Happy Bjorkday: Iceland’s Weirdest, Most Wonderful Export Turns 50
Ask most Americans what they think of Björk and a few images are bound to pop up: Kristen Wiig's impression of a loopy Icelandic sprite, quirky, out of tune with reality; a wacky fringe musician wearing a weird dress that looks like a dead swan; a mystic swathed in a gown with her eyes painted pink.
These are the major pop cultural imprints Björk has made on us, especially in the United States, in her 50 years. But behind each of these symbols is a truth that belies easy caricature. That sprite-like quality was one that stuck to her from her early days with the post-punk outliers the Sugarcubes through the height of her solo career. It was given rise by her physical size and the mischievous quality of her voice, a kind of sweet coating over the complexity that was constantly showing itself in the music and an easier access point for mainstream listeners who needed a box in which to place her.
Similarly, the "weirdness" – well, Björk is weird. Her music and her art are just weird enough to show a reflection on the very weird world that exists around us. But the "mystic" aspect – she's also been described as "celestial" and "otherworldly" – is perhaps actually damaging, not only to the artist but to our ability to comprehend the handmade nature of her art. "Magic" can mean beauty, but it can also be a convenient or romantic gloss for a well-honed artifice; in this case, it's an easy way to describe Björk's Icelandic vocal cadences and idiosyncratic arrangements, and one that avoids investigating those elements with a true critical eye.

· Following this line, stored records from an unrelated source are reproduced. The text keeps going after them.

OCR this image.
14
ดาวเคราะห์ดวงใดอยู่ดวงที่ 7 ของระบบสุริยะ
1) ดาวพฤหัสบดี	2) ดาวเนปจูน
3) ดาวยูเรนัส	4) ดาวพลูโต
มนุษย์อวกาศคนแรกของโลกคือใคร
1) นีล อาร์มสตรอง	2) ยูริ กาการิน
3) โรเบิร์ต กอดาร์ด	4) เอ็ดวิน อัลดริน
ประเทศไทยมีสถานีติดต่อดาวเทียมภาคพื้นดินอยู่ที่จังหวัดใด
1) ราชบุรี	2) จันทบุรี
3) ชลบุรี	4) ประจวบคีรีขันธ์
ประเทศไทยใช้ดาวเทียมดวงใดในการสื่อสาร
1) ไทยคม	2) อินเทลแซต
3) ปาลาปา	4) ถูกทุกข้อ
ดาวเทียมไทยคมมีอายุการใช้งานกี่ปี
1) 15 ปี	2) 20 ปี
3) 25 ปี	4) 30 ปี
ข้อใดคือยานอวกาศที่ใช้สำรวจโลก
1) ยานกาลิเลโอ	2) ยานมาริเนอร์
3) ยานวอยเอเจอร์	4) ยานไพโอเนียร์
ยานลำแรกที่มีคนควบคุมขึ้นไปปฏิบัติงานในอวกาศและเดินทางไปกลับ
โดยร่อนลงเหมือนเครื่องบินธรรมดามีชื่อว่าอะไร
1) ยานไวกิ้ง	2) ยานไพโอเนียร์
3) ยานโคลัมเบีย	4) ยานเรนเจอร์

Björk has demonstrated herself to be a distinctively cross-disciplinary artist, one driven not by literal magic, though her work does often generate the sense of it, who wisely uses collaborations with artists in a variety of media to push her own art forward. Her career has had a wide arc of discovery, from polymathic studio expeditions to overwhelming personal expressions, while also acting as a prism for some of our most reductive (and often sexist) cultural tendencies. So, on this occasion of Björk's 50th birthday, let's peel away the "magic" and take a look back at a career full of the most inventive music of the last 30 years, from an artist with an unmatched combination of canniness, creativity, and curatorial wisdom.
Björk's first brush with the music business, if you can call it that, shows just how isolated it was growing up in Iceland, a country with about the same population as Cincinnati. When she was 12, her teachers recorded her singing a school talent show and sent the tape to a local radio station -- actually, the local radio station, the only radio station in all of Iceland -- who liked the kid's voice so much, they helped her cut an album of flute-laden disco-folk. (You can listen to it on YouTube -- it's fun if you like listening to private press Icelandic disco-folk, and why wouldn't you?) In her teenage years, she threw herself into post-punk, and a promising start -- her band KUKL was discovered by Crass, who signed the band to their record label and them spirited off on an international tour that included an appearance at the Roskilde Festival in Denmark.
KUKL reformulated into the Sugarcubes, a more nuanced venue for Björk's shattering soprano and a window into her shifting list of influences, which had accumulated electronic music pioneer Karlheinz Stockhausen, Joni Mitchell's experimental Hejira and Hissing of Summer Lawns records (which forecasted Björk's own jazz-influenced way of morphing and disfiguring pop melodies), and Brian Eno's pop science fair projects. The band's first English-language single was "Birthday," in 1987; Melody Maker made it their single of the week, and from there it went on an international chart-topping bonanza. The 'Cubes got a U.S. distribution deal with Elektra and even played Saturday Night Live.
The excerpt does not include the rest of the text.